The Hotel Virginia was built in 1925. It was listed on the National Register of Historic Places in 2000. It is also designated by the city of Santa Barbara as a local historical landmark.
The building is located on the southern side of West Haley Street, 17 W. Haley Street, in the southeastern part of the historical center of Santa Barbara, California.

==History==
At the place of the hotel prior to 1925 there were two hotel buildings, one constructed in 1916 (No. 17, belonging to Charles Maas, the first commercial property at Haley Street) and another one in 1922 (No. 23, belonging to Freas Hayman). The buildings were connected on the upper floors. They were badly damaged by the 1925 earthquake which destroyed the city center of Santa Barbara. Generally, the downtown of Santa Barbara was rebuilt in the Colonial Revival style, and the Virginia Hotel is considered to be one of the best representatives of the style in the city. The Virginia Hotel was one of the first buildings approved by the Architectural Advisory Committee, and actually one of the first ones to be constructed. This is one of the few survived buildings which had their facade completely re-designed in the Spanish Colonial Revival style right after the earthquake.

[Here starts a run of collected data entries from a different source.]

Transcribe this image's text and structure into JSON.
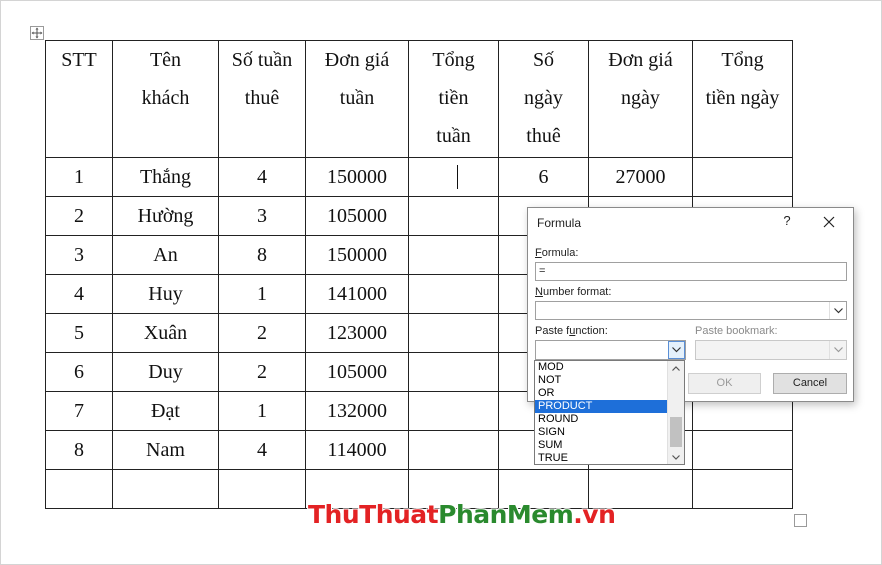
{
  "table": {
    "headers": [
      [
        "STT"
      ],
      [
        "Tên",
        "khách"
      ],
      [
        "Số tuần",
        "thuê"
      ],
      [
        "Đơn giá",
        "tuần"
      ],
      [
        "Tổng",
        "tiền",
        "tuần"
      ],
      [
        "Số",
        "ngày",
        "thuê"
      ],
      [
        "Đơn giá",
        "ngày"
      ],
      [
        "Tổng",
        "tiền ngày"
      ]
    ],
    "rows": [
      [
        "1",
        "Thắng",
        "4",
        "150000",
        "",
        "6",
        "27000",
        ""
      ],
      [
        "2",
        "Hường",
        "3",
        "105000",
        "",
        "",
        "",
        ""
      ],
      [
        "3",
        "An",
        "8",
        "150000",
        "",
        "",
        "",
        ""
      ],
      [
        "4",
        "Huy",
        "1",
        "141000",
        "",
        "",
        "",
        ""
      ],
      [
        "5",
        "Xuân",
        "2",
        "123000",
        "",
        "",
        "",
        ""
      ],
      [
        "6",
        "Duy",
        "2",
        "105000",
        "",
        "",
        "",
        ""
      ],
      [
        "7",
        "Đạt",
        "1",
        "132000",
        "",
        "",
        "",
        ""
      ],
      [
        "8",
        "Nam",
        "4",
        "114000",
        "",
        "",
        "",
        ""
      ],
      [
        "",
        "",
        "",
        "",
        "",
        "",
        "",
        ""
      ]
    ]
  },
  "dialog": {
    "title": "Formula",
    "help": "?",
    "formula_label_key": "F",
    "formula_label_rest": "ormula:",
    "formula_value": "=",
    "number_format_label_key": "N",
    "number_format_label_rest": "umber format:",
    "paste_function_label_pre": "Paste f",
    "paste_function_label_key": "u",
    "paste_function_label_rest": "nction:",
    "paste_bookmark_label": "Paste bookmark:",
    "function_list": [
      "MOD",
      "NOT",
      "OR",
      "PRODUCT",
      "ROUND",
      "SIGN",
      "SUM",
      "TRUE"
    ],
    "selected_function": "PRODUCT",
    "ok_label": "OK",
    "cancel_label": "Cancel"
  },
  "watermark": {
    "part1": "ThuThuat",
    "part2": "PhanMem",
    "part3": ".vn"
  },
  "colors": {
    "selection": "#1e6fd9",
    "watermark_red": "#e32224",
    "watermark_green": "#2a8a2e"
  }
}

Maas and Hayman jointly hired the architect Clifford Denman from Los Angeles. Denman was tasked to repair the properties and also to transform the facade to the Colonial Revival style. He also added a third floor to the building. The two buildings behind the joint facade operated as two different hotels, and in 1931 the connections between them were closed. In 1977 the two hotels, which at the time were operated as a long-time dwelling, were joined as Hotel Virginia. In 1997, the hotel stopped operating and was vacated, and in 1998 it was sold. It was eventually rehabilitated and currently operates as the Hotel Virgini Santa Barbara, Tapestry Collection Boa Hilton.

==Architecture==
The hotel is a three-floor building with a flat roof. The total area of the building is 29000 ft2. It has an L-shape and consists of two buildings. These are connected by a segment which includes passages on the second and third floors as well as a section of the main facade. The most distinctive features of the building are found in the facade which is located parallel to West Haley Street.

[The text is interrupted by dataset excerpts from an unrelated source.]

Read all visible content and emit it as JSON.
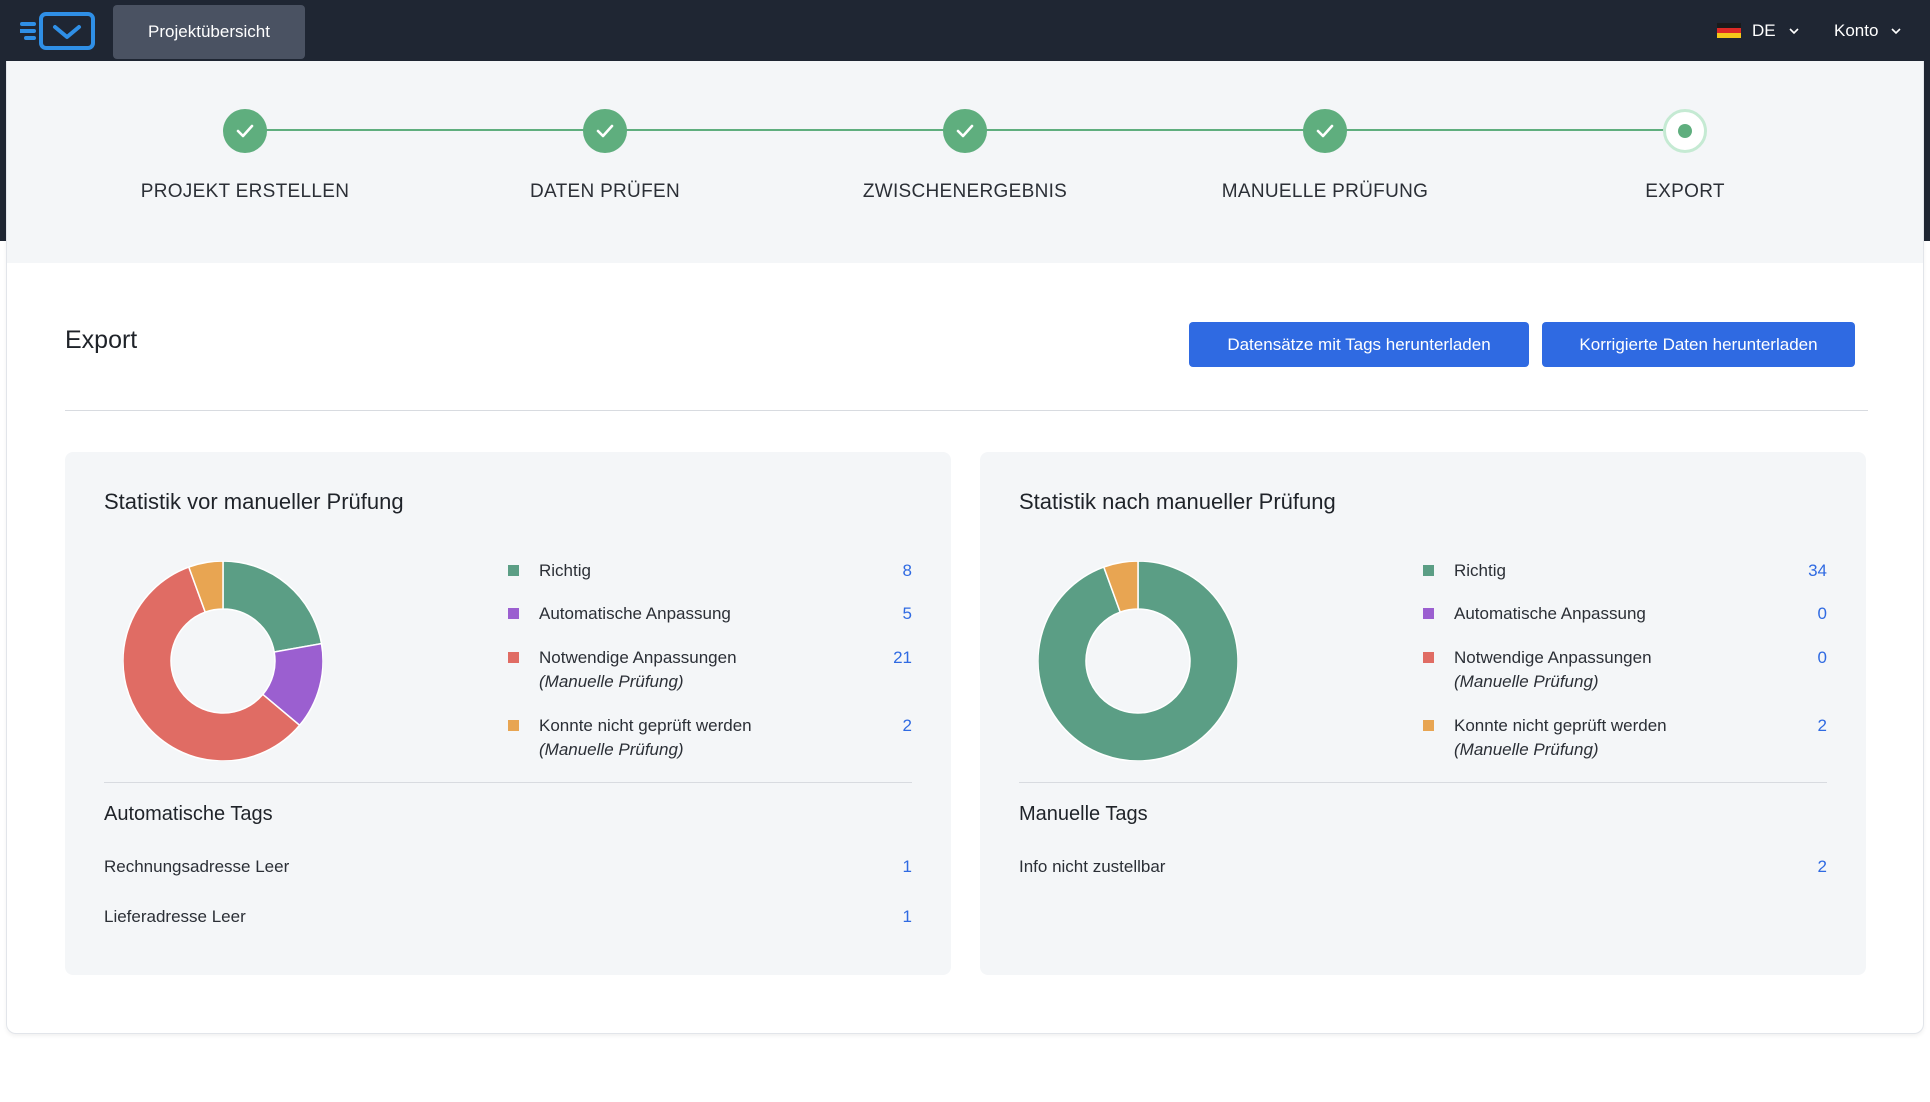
{
  "header": {
    "nav_button": "Projektübersicht",
    "language": "DE",
    "account": "Konto",
    "icons": {
      "logo": "app-logo-icon",
      "flag": "german-flag-icon",
      "chevron": "chevron-down-icon"
    }
  },
  "stepper": {
    "steps": [
      {
        "label": "PROJEKT ERSTELLEN",
        "status": "done"
      },
      {
        "label": "DATEN PRÜFEN",
        "status": "done"
      },
      {
        "label": "ZWISCHENERGEBNIS",
        "status": "done"
      },
      {
        "label": "MANUELLE PRÜFUNG",
        "status": "done"
      },
      {
        "label": "EXPORT",
        "status": "active"
      }
    ]
  },
  "main": {
    "title": "Export",
    "buttons": {
      "download_tags": "Datensätze mit Tags herunterladen",
      "download_corrected": "Korrigierte Daten herunterladen"
    }
  },
  "colors": {
    "richtig": "#5b9e85",
    "automatisch": "#9b5fd0",
    "notwendig": "#e06c64",
    "nicht_geprueft": "#e8a552",
    "accent": "#2f6ae2",
    "step_green": "#5fae7e"
  },
  "panels": [
    {
      "title": "Statistik vor manueller Prüfung",
      "legend": [
        {
          "label": "Richtig",
          "sub": "",
          "value": "8"
        },
        {
          "label": "Automatische Anpassung",
          "sub": "",
          "value": "5"
        },
        {
          "label": "Notwendige Anpassungen",
          "sub": "(Manuelle Prüfung)",
          "value": "21"
        },
        {
          "label": "Konnte nicht geprüft werden",
          "sub": "(Manuelle Prüfung)",
          "value": "2"
        }
      ],
      "tags_title": "Automatische Tags",
      "tags": [
        {
          "label": "Rechnungsadresse Leer",
          "value": "1"
        },
        {
          "label": "Lieferadresse Leer",
          "value": "1"
        }
      ]
    },
    {
      "title": "Statistik nach manueller Prüfung",
      "legend": [
        {
          "label": "Richtig",
          "sub": "",
          "value": "34"
        },
        {
          "label": "Automatische Anpassung",
          "sub": "",
          "value": "0"
        },
        {
          "label": "Notwendige Anpassungen",
          "sub": "(Manuelle Prüfung)",
          "value": "0"
        },
        {
          "label": "Konnte nicht geprüft werden",
          "sub": "(Manuelle Prüfung)",
          "value": "2"
        }
      ],
      "tags_title": "Manuelle Tags",
      "tags": [
        {
          "label": "Info nicht zustellbar",
          "value": "2"
        }
      ]
    }
  ],
  "chart_data": [
    {
      "type": "pie",
      "title": "Statistik vor manueller Prüfung",
      "categories": [
        "Richtig",
        "Automatische Anpassung",
        "Notwendige Anpassungen",
        "Konnte nicht geprüft werden"
      ],
      "values": [
        8,
        5,
        21,
        2
      ],
      "colors": [
        "#5b9e85",
        "#9b5fd0",
        "#e06c64",
        "#e8a552"
      ],
      "donut": true
    },
    {
      "type": "pie",
      "title": "Statistik nach manueller Prüfung",
      "categories": [
        "Richtig",
        "Automatische Anpassung",
        "Notwendige Anpassungen",
        "Konnte nicht geprüft werden"
      ],
      "values": [
        34,
        0,
        0,
        2
      ],
      "colors": [
        "#5b9e85",
        "#9b5fd0",
        "#e06c64",
        "#e8a552"
      ],
      "donut": true
    }
  ]
}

The design used by Denman unified the two buildings composing the hotel by using a number of common features such as the same columns and wrought iron work. At the same time, it used other features underlying the difference between the buildings such as different windows design. Besides the Spanish Colonial Revival Style, it also included a number of elements characteristic for Mediterranean architecture, or specifically inspired by Venetian architecture. The clear elements of the Spanish Colonial Revival style include the first floor arcade and arched windows in the third floor.